Ling Tong, Zuo Zhichao, Huang Mingwei, Wu Liucheng, Ma Jie, Huang Xiaoliang, Tang Weizhong
Department of Gastrointestinal Surgery, Guangxi Medical University Cancer Hospital, Nanning, China.
School of Mathematics and Computational Science, Xiangtan University, Xiangtan, China.
Abdom Radiol (NY). 2025 Jul;50(7):2794-2805. doi: 10.1007/s00261-024-04743-5. Epub 2024 Dec 12.
Endoscopic biopsy diagnosis for the preoperative assessment of mucinous components in patients with colorectal cancer is limited. This study investigated a radiomics model and established an explainable prediction model by using machine learning to differentiate between adenocarcinoma with mucinous components and mucinous adenocarcinoma.
The derivation cohort included 312 patients with colorectal cancer with mucinous components detected during preoperative endoscopic biopsy diagnosis. These patients were randomly divided into training and validation sets in a 7:3 ratio. Radiomics features were extracted, followed by feature engineering, to create a radiomic score (radscore). Subsequently, 24 features, including the radscore, clinical data, and serological characteristics, were used to develop machine learning models by using nine different machine learning algorithms. The SHapley Additive exPlanation (SHAP) method was employed to elucidate the workings of the machine learning models and visualize individual variable predictions.

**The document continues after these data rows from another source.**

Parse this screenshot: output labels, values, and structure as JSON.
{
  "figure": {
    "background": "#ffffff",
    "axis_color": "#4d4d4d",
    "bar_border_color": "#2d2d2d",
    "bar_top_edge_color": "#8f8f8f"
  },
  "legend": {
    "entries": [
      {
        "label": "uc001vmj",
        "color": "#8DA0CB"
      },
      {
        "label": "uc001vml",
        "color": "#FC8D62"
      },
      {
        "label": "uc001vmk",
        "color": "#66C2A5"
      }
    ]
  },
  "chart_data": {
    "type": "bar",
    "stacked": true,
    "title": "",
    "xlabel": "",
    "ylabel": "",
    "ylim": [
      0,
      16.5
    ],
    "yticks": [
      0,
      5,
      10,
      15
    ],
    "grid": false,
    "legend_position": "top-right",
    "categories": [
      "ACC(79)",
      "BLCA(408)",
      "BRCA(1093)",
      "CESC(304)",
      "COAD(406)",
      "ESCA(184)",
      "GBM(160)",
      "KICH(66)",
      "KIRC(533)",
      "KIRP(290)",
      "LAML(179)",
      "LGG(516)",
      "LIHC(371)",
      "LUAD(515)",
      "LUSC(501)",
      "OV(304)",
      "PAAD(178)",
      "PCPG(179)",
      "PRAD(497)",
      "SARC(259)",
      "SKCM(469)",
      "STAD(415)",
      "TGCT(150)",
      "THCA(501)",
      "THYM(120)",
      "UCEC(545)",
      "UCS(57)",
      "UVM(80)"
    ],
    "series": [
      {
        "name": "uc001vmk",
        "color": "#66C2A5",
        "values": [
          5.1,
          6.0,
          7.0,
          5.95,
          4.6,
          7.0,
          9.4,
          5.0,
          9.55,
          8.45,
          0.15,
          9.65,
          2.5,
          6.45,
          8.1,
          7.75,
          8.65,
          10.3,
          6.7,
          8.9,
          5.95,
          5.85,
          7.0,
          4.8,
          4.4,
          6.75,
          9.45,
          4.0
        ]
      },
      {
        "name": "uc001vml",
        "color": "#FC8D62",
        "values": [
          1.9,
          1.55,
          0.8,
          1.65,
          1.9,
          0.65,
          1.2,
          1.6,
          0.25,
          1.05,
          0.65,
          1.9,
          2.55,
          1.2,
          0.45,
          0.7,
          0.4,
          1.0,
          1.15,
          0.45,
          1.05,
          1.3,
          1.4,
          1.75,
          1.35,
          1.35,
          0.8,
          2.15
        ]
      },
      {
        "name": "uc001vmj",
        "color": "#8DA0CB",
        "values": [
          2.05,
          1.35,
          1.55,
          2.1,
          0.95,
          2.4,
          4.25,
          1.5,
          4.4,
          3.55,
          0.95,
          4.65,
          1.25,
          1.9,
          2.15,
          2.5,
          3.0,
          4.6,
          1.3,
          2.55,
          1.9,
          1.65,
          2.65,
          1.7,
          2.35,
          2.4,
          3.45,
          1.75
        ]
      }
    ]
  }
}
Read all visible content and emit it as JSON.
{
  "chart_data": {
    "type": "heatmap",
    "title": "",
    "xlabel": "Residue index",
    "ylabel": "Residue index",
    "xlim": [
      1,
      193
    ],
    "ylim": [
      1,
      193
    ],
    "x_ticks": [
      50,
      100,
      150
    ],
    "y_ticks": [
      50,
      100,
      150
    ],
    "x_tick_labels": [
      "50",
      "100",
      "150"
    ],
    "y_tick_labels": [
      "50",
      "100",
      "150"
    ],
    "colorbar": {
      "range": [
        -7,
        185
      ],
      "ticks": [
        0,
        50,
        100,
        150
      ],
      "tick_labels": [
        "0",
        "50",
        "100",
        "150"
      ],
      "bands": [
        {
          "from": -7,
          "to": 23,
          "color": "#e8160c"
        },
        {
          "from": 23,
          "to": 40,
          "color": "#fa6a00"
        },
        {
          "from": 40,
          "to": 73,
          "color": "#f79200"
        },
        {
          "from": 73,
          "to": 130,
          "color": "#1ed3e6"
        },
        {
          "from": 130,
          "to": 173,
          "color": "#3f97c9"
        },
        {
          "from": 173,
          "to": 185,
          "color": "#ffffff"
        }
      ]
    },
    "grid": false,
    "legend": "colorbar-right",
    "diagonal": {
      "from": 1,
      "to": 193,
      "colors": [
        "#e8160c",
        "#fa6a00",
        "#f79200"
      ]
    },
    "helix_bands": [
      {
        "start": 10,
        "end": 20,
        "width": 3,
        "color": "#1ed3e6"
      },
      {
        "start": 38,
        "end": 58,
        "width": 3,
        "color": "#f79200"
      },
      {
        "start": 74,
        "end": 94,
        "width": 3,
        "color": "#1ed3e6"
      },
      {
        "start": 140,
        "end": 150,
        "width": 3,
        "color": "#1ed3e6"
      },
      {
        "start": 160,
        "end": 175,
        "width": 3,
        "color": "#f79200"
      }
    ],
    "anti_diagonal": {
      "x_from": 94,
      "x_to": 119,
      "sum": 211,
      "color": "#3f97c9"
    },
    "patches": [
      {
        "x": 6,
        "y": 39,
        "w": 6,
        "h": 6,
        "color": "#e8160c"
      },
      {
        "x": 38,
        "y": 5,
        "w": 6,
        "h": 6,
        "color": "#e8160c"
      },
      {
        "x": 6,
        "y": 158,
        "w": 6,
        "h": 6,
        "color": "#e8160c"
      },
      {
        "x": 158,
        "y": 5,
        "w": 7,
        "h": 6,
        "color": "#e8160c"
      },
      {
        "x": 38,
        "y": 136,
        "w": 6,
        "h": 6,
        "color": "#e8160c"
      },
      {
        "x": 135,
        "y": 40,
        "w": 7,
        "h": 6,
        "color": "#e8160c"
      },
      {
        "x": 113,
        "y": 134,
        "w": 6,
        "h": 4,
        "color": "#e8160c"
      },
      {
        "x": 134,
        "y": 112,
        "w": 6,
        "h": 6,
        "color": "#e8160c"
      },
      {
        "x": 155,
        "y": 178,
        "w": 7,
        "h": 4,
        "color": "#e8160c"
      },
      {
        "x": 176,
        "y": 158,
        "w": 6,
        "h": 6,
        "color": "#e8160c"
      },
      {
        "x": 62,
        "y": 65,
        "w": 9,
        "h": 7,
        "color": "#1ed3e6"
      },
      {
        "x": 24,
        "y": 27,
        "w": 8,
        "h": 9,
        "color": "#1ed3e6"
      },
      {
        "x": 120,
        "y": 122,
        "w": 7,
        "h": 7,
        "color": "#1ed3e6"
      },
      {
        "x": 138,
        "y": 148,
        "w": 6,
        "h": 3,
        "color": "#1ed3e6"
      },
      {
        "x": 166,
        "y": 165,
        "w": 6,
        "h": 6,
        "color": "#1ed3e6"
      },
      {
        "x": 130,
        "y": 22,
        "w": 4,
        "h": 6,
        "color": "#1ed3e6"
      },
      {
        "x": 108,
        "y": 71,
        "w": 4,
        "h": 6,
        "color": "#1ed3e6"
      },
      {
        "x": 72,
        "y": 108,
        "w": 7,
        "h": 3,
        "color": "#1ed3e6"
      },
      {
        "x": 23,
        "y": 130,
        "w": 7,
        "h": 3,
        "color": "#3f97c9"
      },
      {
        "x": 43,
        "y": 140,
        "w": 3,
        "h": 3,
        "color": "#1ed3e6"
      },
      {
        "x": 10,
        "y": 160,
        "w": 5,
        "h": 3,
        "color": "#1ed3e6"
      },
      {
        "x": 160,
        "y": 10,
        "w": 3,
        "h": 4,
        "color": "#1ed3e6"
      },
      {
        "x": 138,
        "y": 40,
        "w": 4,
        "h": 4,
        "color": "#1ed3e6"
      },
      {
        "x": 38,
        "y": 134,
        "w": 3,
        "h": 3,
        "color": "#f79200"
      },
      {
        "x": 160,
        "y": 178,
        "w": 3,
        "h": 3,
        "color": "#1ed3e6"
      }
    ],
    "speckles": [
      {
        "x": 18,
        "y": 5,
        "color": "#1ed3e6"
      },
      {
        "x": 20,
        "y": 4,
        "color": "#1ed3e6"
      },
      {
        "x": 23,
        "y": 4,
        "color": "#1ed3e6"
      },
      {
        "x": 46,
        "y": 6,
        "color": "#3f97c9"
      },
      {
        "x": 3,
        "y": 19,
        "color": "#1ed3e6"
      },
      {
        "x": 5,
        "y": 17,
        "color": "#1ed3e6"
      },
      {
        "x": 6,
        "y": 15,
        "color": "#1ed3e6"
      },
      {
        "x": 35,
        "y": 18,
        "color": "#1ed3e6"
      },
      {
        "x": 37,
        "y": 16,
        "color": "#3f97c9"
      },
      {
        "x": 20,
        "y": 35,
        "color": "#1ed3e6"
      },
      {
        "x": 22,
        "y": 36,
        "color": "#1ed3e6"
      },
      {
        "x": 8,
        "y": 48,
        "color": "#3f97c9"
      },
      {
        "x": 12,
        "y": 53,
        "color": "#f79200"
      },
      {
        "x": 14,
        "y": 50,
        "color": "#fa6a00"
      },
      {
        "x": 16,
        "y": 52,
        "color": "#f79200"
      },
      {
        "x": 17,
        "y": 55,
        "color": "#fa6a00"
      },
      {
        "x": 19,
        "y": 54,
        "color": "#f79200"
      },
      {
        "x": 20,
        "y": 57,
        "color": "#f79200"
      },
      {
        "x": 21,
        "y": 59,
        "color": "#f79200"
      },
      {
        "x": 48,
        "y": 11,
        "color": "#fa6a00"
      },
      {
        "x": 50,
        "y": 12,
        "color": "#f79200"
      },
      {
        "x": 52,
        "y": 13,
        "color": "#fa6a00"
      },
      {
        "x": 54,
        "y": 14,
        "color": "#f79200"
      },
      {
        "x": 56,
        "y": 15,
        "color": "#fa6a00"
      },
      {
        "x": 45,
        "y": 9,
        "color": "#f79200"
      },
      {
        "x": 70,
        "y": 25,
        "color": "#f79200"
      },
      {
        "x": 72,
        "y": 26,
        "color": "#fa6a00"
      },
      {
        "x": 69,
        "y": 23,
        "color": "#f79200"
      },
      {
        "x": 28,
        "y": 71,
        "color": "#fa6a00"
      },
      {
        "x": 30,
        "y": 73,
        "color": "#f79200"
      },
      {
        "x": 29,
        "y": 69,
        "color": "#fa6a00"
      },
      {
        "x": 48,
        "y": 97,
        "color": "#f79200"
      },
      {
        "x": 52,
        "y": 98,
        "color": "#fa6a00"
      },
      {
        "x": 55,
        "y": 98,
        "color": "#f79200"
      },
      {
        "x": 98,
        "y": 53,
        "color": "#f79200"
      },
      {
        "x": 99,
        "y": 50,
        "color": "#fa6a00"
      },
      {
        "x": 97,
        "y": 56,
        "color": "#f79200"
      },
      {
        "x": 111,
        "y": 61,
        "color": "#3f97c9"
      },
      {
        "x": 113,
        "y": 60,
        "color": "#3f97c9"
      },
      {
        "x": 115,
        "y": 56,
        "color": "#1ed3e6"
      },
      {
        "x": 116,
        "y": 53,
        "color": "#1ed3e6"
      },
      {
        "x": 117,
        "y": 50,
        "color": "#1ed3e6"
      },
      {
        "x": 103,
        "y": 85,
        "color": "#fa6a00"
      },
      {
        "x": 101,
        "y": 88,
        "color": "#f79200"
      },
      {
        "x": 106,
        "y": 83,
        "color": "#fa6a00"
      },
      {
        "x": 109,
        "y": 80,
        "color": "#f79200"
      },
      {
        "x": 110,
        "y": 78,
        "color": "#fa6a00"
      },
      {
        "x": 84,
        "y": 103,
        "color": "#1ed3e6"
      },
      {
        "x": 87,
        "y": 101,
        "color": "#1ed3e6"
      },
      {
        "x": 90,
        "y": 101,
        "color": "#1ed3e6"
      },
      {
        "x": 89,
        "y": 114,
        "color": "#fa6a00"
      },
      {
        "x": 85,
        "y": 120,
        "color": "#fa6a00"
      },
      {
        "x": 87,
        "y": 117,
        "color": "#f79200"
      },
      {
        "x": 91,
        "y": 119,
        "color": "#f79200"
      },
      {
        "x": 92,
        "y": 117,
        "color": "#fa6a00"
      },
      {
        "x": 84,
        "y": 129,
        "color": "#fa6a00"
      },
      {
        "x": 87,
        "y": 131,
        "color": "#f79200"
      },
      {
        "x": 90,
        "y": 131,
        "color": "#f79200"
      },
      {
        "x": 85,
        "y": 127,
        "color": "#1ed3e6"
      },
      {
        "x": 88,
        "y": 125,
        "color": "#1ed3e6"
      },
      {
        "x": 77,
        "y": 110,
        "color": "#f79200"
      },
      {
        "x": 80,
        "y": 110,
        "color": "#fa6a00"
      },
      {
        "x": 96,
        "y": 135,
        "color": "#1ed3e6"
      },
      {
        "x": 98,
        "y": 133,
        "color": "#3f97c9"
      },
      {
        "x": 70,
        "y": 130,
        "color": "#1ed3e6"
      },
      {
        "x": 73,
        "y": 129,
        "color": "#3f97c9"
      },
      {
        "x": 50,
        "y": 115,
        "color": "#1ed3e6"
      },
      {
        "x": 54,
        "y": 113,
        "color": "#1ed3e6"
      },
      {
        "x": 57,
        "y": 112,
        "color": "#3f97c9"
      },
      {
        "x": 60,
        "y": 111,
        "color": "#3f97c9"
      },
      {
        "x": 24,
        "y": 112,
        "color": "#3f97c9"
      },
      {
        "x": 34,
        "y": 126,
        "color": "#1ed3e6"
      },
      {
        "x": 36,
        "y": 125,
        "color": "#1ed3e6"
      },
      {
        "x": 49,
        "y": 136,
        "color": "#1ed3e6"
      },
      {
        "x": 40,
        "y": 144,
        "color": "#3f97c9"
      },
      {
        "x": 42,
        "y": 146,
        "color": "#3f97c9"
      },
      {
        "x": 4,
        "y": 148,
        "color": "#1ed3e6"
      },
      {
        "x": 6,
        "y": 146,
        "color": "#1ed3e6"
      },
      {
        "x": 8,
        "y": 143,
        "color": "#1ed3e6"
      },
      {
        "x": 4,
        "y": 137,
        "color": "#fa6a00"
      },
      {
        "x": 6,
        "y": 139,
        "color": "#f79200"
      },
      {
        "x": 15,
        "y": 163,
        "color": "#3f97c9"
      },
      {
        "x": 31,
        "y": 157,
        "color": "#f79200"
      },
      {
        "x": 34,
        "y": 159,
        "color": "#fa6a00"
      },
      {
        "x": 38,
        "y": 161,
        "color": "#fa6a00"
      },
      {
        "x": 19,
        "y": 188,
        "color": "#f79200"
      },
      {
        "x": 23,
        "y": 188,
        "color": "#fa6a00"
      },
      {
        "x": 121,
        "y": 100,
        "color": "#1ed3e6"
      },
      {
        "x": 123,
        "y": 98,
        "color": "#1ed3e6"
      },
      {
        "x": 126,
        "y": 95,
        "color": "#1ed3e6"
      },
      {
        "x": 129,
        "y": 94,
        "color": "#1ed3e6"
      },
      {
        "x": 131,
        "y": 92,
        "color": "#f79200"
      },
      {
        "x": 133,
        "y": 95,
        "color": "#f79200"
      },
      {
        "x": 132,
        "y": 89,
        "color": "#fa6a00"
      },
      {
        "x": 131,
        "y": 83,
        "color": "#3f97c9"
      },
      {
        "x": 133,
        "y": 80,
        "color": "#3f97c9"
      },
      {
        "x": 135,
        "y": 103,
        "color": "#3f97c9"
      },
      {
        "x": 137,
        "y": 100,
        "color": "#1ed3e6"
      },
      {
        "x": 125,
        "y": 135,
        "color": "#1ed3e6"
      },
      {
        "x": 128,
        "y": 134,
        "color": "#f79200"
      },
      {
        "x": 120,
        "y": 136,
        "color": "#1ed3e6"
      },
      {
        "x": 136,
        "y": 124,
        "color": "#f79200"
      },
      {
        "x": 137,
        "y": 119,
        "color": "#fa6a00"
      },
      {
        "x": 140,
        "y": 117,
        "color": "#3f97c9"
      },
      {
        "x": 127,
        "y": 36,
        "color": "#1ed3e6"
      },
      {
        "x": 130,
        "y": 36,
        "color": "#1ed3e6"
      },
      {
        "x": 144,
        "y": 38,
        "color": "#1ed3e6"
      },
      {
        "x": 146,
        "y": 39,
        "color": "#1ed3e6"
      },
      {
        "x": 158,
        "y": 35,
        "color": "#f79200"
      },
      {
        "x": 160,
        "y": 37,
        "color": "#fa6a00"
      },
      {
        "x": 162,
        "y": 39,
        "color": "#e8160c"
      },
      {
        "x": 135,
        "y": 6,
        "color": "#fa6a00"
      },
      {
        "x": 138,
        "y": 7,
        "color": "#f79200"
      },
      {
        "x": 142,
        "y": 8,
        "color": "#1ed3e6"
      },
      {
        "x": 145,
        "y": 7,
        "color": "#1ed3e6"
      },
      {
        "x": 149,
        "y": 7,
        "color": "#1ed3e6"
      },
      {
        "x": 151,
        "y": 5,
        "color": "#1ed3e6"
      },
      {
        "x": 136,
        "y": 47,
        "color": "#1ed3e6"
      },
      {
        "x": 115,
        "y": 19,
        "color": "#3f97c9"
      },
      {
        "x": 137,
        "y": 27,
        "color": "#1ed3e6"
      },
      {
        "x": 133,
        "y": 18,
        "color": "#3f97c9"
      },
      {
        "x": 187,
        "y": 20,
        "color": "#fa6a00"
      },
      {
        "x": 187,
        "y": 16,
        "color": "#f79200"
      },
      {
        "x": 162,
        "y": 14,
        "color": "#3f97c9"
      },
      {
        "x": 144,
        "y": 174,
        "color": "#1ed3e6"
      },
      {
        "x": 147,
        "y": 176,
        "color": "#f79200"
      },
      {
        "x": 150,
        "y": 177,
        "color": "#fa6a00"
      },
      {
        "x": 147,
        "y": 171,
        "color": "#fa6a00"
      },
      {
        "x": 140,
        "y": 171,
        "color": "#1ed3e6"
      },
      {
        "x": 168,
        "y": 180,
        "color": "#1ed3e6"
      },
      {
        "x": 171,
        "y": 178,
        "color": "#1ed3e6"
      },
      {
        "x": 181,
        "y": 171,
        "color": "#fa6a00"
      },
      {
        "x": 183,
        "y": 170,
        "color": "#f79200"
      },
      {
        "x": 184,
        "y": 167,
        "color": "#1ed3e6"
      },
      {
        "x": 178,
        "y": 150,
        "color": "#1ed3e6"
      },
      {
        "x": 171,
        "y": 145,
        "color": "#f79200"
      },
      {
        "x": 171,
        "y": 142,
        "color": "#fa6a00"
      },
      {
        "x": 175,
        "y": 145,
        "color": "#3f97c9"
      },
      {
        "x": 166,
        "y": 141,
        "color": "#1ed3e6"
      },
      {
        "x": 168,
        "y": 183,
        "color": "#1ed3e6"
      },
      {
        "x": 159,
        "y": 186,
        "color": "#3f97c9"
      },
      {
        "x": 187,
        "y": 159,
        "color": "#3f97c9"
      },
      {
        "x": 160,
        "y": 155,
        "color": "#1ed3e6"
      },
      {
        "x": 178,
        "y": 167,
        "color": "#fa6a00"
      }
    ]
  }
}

The radiomics model achieved an area under the curve (AUC) of 0.810. The random forest model outperformed the other models and had the highest AUC of 0.832; thus, this model was defined as the hybrid model. The clinical model, which was built using clinical data and serological characteristics, had an AUC of 0.732, whereas the radiomics model achieved an AUC of 0.810. SHAP model interpretation revealed that among the 14 features with non-zero SHAP values, the radscore and clinical T stage had notably higher values.
This interpretable predictive model effectively differentiates between adenocarcinoma with mucinous components and mucinous adenocarcinoma in patients with colorectal cancer, thereby facilitating informed treatment decisions for individuals in whom mucinous components are identified during preoperative biopsy diagnosis.
内镜活检诊断在结直肠癌患者黏液成分术前评估中的作用有限。本研究调查了一种放射组学模型,并通过机器学习建立了一种可解释的预测模型,以区分伴有黏液成分的腺癌和黏液腺癌。
推导队列包括312例在术前内镜活检诊断中检测到有黏液成分的结直肠癌患者。这些患者以7:3的比例随机分为训练集和验证集。提取放射组学特征,随后进行特征工程,以创建放射组学评分(radscore)。随后,使用包括radscore、临床数据和血清学特征在内的24个特征,通过9种不同的机器学习算法开发机器学习模型。采用SHapley加法解释(SHAP)方法来阐明机器学习模型的工作原理,并可视化个体变量预测。
放射组学模型的曲线下面积(AUC)为0.810。随机森林模型优于其他模型,AUC最高,为0.832;因此,该模型被定义为混合模型。使用临床数据和血清学特征构建的临床模型的AUC为0.732,而放射组学模型的AUC为0.810。SHAP模型解释显示,在14个非零SHAP值的特征中,radscore和临床T分期的值明显更高。
这种可解释的预测模型有效地区分了结直肠癌患者中伴有黏液成分的腺癌和黏液腺癌,从而有助于为术前活检诊断中发现有黏液成分的个体做出明智的治疗决策。